Bel album de soul-wave, finalement entendu, pour de bon (merci au Zug pour ça), d'ici. Avec - oui, comme dit la chronique - un fond de blues blanchi, mais à la chaux plutôt qu'à la javel. Et même des espèces de marques résiduelles gospel, presque fantomatiques, dans l'orgue et même la voix - cette voix... - sur Lonely Planet et ailleurs. (Pas si "optimiste" que ça d'ailleurs, comme clôture de disque, sous ses airs d'hymnes baptistes... If you can't change the world/Change yourself... Argh, au vrai).

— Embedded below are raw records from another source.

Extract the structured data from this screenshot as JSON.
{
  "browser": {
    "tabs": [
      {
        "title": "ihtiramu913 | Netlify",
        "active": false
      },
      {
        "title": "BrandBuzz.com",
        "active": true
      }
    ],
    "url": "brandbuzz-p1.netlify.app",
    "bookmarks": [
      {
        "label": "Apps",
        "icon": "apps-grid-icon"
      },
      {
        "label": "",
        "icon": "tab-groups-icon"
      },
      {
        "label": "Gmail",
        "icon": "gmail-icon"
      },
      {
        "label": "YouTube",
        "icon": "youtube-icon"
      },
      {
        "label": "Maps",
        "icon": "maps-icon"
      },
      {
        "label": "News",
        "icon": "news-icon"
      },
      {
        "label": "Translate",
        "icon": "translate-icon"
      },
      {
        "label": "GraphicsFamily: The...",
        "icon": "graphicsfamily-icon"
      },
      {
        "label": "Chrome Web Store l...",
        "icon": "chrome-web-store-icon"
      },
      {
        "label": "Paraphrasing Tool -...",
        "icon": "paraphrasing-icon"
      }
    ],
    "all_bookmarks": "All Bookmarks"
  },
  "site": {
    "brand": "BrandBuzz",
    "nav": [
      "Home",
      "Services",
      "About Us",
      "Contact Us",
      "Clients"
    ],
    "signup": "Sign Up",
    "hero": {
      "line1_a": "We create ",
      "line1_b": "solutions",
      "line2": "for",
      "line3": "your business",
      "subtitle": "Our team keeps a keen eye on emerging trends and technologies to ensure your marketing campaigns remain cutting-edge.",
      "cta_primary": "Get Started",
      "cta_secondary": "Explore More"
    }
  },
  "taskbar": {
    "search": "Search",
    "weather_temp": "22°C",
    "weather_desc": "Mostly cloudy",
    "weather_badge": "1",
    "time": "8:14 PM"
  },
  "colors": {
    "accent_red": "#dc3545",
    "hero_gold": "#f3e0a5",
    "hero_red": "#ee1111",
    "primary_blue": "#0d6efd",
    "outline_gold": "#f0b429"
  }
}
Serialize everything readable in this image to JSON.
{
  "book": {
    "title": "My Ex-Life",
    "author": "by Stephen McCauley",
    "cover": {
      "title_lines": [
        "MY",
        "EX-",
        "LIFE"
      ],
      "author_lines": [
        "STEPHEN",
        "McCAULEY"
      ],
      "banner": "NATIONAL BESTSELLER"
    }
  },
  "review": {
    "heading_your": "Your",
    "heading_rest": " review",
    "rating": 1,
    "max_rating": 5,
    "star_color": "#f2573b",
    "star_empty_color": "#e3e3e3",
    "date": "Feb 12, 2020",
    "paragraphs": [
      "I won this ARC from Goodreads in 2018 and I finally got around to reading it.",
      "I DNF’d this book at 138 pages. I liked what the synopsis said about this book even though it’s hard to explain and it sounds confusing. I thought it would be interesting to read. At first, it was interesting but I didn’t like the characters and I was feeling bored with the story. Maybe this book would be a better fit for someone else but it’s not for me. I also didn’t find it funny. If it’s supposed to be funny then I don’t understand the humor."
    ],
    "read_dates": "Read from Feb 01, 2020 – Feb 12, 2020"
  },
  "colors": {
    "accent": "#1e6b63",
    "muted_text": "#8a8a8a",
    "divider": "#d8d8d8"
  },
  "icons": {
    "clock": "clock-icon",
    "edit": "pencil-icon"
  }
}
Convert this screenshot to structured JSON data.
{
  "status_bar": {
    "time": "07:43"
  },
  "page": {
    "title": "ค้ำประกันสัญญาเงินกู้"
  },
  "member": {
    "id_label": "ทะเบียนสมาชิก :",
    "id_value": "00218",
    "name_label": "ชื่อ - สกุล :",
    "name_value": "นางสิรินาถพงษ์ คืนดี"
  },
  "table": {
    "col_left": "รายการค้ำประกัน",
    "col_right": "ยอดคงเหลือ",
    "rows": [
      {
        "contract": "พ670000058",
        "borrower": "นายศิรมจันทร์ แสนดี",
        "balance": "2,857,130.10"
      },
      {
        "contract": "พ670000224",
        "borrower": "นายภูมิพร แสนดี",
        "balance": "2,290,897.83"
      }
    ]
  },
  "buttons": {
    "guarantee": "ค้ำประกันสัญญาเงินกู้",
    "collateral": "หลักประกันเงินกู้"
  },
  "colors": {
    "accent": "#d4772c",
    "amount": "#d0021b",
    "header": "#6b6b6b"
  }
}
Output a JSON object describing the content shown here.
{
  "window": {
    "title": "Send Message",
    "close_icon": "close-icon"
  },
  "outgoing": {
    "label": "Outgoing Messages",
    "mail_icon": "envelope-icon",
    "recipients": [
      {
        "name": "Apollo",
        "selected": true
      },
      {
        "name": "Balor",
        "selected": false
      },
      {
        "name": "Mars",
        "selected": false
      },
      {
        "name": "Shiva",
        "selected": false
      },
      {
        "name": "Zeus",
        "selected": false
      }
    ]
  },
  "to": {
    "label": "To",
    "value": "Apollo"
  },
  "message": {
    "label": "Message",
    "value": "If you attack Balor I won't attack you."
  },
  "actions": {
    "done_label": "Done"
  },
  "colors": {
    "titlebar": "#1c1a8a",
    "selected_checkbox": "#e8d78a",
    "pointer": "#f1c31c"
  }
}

Je trouve que Matt Johnson/The The, ici - dans une optique musicale assez différente, d'un point de vue, d'un angle "géolocalisé" sur la Vieille Île, alors que les autres sont profondément marqués Nouveau Monde - partage avec The Afghan Whigs (ceux de Gentlemen et 1965, au moins) la "malédiction" d'un chanteur sachant excellemment chanter, ne s'en cachant pas, balançant qui plus est des histoires "vues du mec", travaillé par des trucs, ledit, mais qui ne se cache pas non plus que pour lui, prendre le micro (et la plume) implique le devoir d'être brillant ; et puis de faire tout ça sur une musique au cordeau, riche et libre mais qui cache ses arrêtes sous le velours, les arrangements au poil... (Incidemment - et pas si incidemment puisqu'en vrai ça résume une partie de mon sentiment - en réécoutant celui-là je viens de penser "George Michael, oui... Et alors ?". C'est une métaphore, ouais. Mais je vous la livre car je la trouve assez vraie - avec mon propre étonnement dedans)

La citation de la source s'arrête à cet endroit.